Was der Architekt zu leisten hat, stand noch nie in der HOAI – und steht jetzt in § 650p Abs. 1 BGB n.F: „die Leistungen (…), die nach dem jeweiligen Stand der Planung und Ausführung des Bauwerks oder der Außenanlage erforderlich sind, um die zwischen den Parteien vereinbarten Planungs- und Überwachungsziele zu erreichen.“ Welche Einzelschritte das konkret sind, ist im jeweiligen Einzelfall zu bestimmen (und ergibt sich auch zukünftig nicht aus der HOAI). Hinzu treten die Vorlagepflichten nach Abs. 2: eine Planungsgrundlage zur Zielermittlung nebst Kosteneinschätzung.

2.
Letzteres führt zu einer Neuigkeit: nach § 650r Abs. 1 BGB n.F. steht dem Besteller (Auftraggeber, Bauherrn) ein Sonderkündigungsrecht zu, nachdem er diese Unterlagen erhält. Er hat herzu zwei Wochen ab Erhalt der Unterlagen Zeit.

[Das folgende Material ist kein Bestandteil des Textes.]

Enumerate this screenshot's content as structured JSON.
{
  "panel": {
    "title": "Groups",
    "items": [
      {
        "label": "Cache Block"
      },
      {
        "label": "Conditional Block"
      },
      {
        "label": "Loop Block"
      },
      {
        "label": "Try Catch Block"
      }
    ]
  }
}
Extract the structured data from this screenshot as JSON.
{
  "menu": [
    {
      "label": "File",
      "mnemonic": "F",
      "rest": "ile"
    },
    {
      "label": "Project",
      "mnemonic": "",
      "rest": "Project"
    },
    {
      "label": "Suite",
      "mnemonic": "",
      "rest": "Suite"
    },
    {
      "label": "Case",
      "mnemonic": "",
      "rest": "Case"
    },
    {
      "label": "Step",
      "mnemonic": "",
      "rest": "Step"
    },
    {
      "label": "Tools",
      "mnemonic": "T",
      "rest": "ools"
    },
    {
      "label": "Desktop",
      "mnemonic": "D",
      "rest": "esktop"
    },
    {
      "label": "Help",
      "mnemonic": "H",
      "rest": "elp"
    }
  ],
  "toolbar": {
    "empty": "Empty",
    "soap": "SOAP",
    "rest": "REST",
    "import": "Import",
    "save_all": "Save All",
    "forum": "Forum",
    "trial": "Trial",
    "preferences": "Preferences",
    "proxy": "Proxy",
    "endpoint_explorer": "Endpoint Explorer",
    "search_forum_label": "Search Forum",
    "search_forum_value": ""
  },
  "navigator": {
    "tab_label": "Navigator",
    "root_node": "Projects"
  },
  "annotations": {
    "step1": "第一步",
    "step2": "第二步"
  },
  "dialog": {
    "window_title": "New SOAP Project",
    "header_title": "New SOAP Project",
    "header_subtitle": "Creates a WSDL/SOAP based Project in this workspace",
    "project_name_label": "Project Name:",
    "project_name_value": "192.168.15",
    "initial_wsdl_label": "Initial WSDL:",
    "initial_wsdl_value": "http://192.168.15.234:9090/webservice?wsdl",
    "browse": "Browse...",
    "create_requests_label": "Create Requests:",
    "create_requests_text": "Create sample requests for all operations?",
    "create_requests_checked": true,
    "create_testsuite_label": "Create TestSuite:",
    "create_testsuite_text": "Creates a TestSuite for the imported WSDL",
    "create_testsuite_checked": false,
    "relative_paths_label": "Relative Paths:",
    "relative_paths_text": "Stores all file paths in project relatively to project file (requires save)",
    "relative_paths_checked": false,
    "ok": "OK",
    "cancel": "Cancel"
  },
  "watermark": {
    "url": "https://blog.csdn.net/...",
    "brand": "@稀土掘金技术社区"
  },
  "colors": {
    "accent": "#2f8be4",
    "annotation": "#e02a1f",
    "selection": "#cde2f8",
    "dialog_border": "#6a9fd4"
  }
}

Gefällt dem Besteller also die Planungsvorstellung des Architekten einschließlich der Kostenschätzung nicht, kann er ohne weitere Voraussetzungen die weitere Zusammenarbeit aufkündigen. Dies ist für den Architekten wegen einer gesetzlichen Rechtsfolge des § 650r Abs. 3 BGB n.F. beachtlich: er kann nur die bisher erbachten Leistungen abrechnen. Es gilt also nicht die Regelung des „normalen“ Werkvertragsrechts, dass der gesamte vereinbarte Werklohn geschuldet ist, abzüglich ersparter Aufwendungen oder anderer Einnahmen.

3.
Ein weiterer Aspekt ist hierbei bei Verträgen mit Verbrauchern sehr wichtig und wird vermutlich zu einigen „unangenehmen“ Erfahrungen der Architekten führen: Die 2-Wochen-Frist beginnt nur, wenn dem Verbraucher in Textform (§ 126b BGB – Briefe, Telefaxe, E-Mails, SMS – alles, was nach einer Übermittlung abspeicherbar und ausdruckbar ist) „bei der Vorlage der Unterlagen“ drei Informationen zugehen: dass er ein Kündigungsrecht hat, in welcher Frist es auszuüben ist, und welche Rechtsfolgen es hat.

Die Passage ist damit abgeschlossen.